De in punt 6.8.4.8 vermelde entiteiten waarvan de RA3- of KC3-status in de periode van 1 februari 2020 tot en met 31 maart 2020 is verstreken en die om de in punt 6.8.4.11 vermelde redenen het in punt 6.8.5 vastgestelde proces van EU-luchtvaartbeveiligingsvalidering niet konden doorlopen en derhalve niet konden worden aangewezen door een bevoegde autoriteit, zoals bepaald in punt 6.8.4, mogen onder de volgende voorwaarden een tijdelijke aanwijzing aanvragen bij de Commissie:

a)

de entiteit vraagt de RA3- of KC3-status aan bij de Commissie en bevestigt dat de naleving van de eisen van punt 6.8.5 wordt verhinderd of vertraagd om objectieve redenen die buiten haar verantwoordelijkheid vallen;

b)

de entiteit dient een ondertekende verklaring in waarin zij bevestigt dat zij zich ertoe verbindt de beveiligingseisen waarvoor zij de verstreken RA3- of KC3-status had gekregen, volledig en doeltreffend te blijven toepassen, en dat haar beveiligingsprogramma nog steeds actueel is;

c)

de aanvraag en de verbintenisverklaring worden schriftelijk of in elektronische vorm ingediend;

d)

de aanwijzing van een entiteit als RA3 of KC3 uit hoofde van dit punt wordt verleend voor een periode van hoogstens zes maanden vanaf de datum waarop de vorige status is verstreken.”;

3)

punt 11.1.2 wordt vervangen door:

“11.1.2

Personen die in dienst zijn genomen om beveiligingsonderzoeken, toegangscontroles of andere beveiligingscontroles in andere dan om beveiligingsredenen beperkt toegankelijke zones uit te voeren of die verantwoordelijk zijn voor de uitvoering daarvan, moeten met succes een achtergrondonderzoek hebben doorstaan.
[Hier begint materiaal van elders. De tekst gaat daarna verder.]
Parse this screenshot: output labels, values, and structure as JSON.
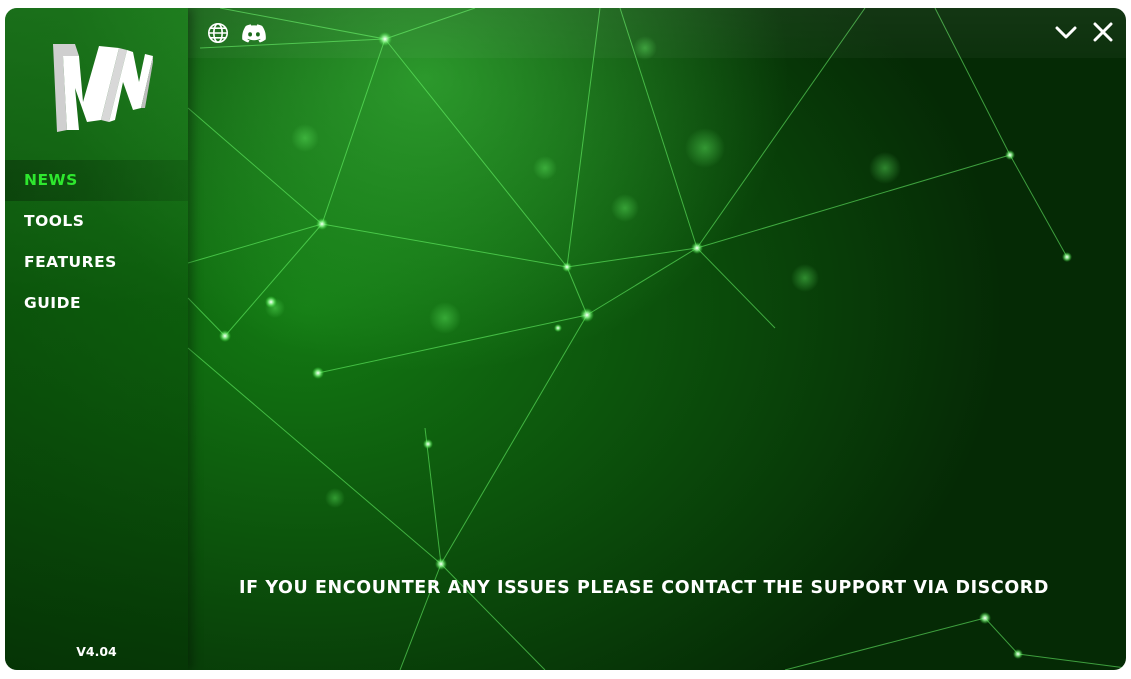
{
  "app": {
    "logo_icon": "nv-logo-icon",
    "version": "V4.04",
    "accent_color": "#2ee82e",
    "background_color": "#0b4e0b"
  },
  "topbar": {
    "icons": [
      "globe-icon",
      "discord-icon"
    ],
    "window_controls": [
      "chevron-down-icon",
      "close-icon"
    ]
  },
  "sidebar": {
    "items": [
      {
        "label": "NEWS",
        "active": true
      },
      {
        "label": "TOOLS",
        "active": false
      },
      {
        "label": "FEATURES",
        "active": false
      },
      {
        "label": "GUIDE",
        "active": false
      }
    ]
  },
  "main": {
    "notice": "IF YOU ENCOUNTER ANY ISSUES PLEASE CONTACT THE SUPPORT VIA DISCORD"
  }
}
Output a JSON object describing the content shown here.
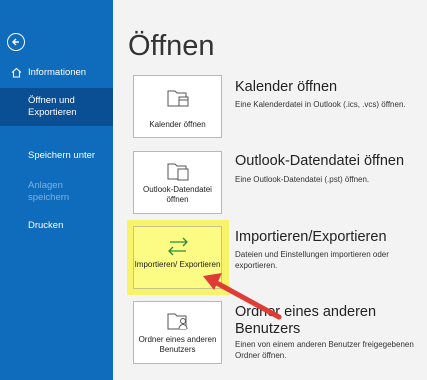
{
  "sidebar": {
    "back_icon": "back-arrow-icon",
    "items": [
      {
        "label": "Informationen"
      },
      {
        "label": "Öffnen und Exportieren"
      },
      {
        "label": "Speichern unter"
      },
      {
        "label": "Anlagen speichern"
      },
      {
        "label": "Drucken"
      }
    ]
  },
  "page": {
    "title": "Öffnen"
  },
  "options": [
    {
      "tile_label": "Kalender öffnen",
      "title": "Kalender öffnen",
      "description": "Eine Kalenderdatei in Outlook (.ics, .vcs) öffnen.",
      "icon": "folder-calendar-icon"
    },
    {
      "tile_label": "Outlook-Datendatei öffnen",
      "title": "Outlook-Datendatei öffnen",
      "description": "Eine Outlook-Datendatei (.pst) öffnen.",
      "icon": "folder-data-icon"
    },
    {
      "tile_label": "Importieren/ Exportieren",
      "title": "Importieren/Exportieren",
      "description": "Dateien und Einstellungen importieren oder exportieren.",
      "icon": "import-export-arrows-icon"
    },
    {
      "tile_label": "Ordner eines anderen Benutzers",
      "title": "Ordner eines anderen Benutzers",
      "description": "Einen von einem anderen Benutzer freigegebenen Ordner öffnen.",
      "icon": "shared-folder-icon"
    }
  ],
  "colors": {
    "sidebar": "#0f6cbd",
    "sidebar_selected": "#0a4f94",
    "highlight": "#f7f36a",
    "annotation_arrow": "#e03c36"
  }
}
Personen die een aan de indienstname voorafgaande controle hebben doorlopen, worden uiterlijk op 30 juni 2021 aan een achtergrondonderzoek onderworpen.”;

4)

punt 12.4.2.2 wordt vervangen door:

“12.4.2.2.

Norm 2 verstrijkt op 1 september 2021.”;

5)

punt 12.4.2.4 wordt vervangen door:

“12.4.2.4.

De bevoegde autoriteit stelt de Commissie in kennis wanneer zij toestaat dat EDS-apparatuur van norm 2 verder wordt gebruikt vanaf 1 september 2021.”;

6)

punt 12.4.2.6 wordt vervangen door:

“12.4.2.6.

Vanaf 1 september 2021 moet alle EDS-apparatuur aan norm 3 voldoen, tenzij punt 12.4.2.3 van toepassing is.”;

7)

punt 12.6.3 wordt vervangen door:

“12.6.3.

De bevoegde autoriteit mag toestemming geven om ETD-apparatuur die niet gecertificeerd is om te voldoen aan aanhangsel 12-L, die vóór 1 juli 2014 in gebruik is genomen en die gebruik maakt van monsterneming van deeltjes, te blijven gebruiken tot uiterlijk 1 juli 2021.”.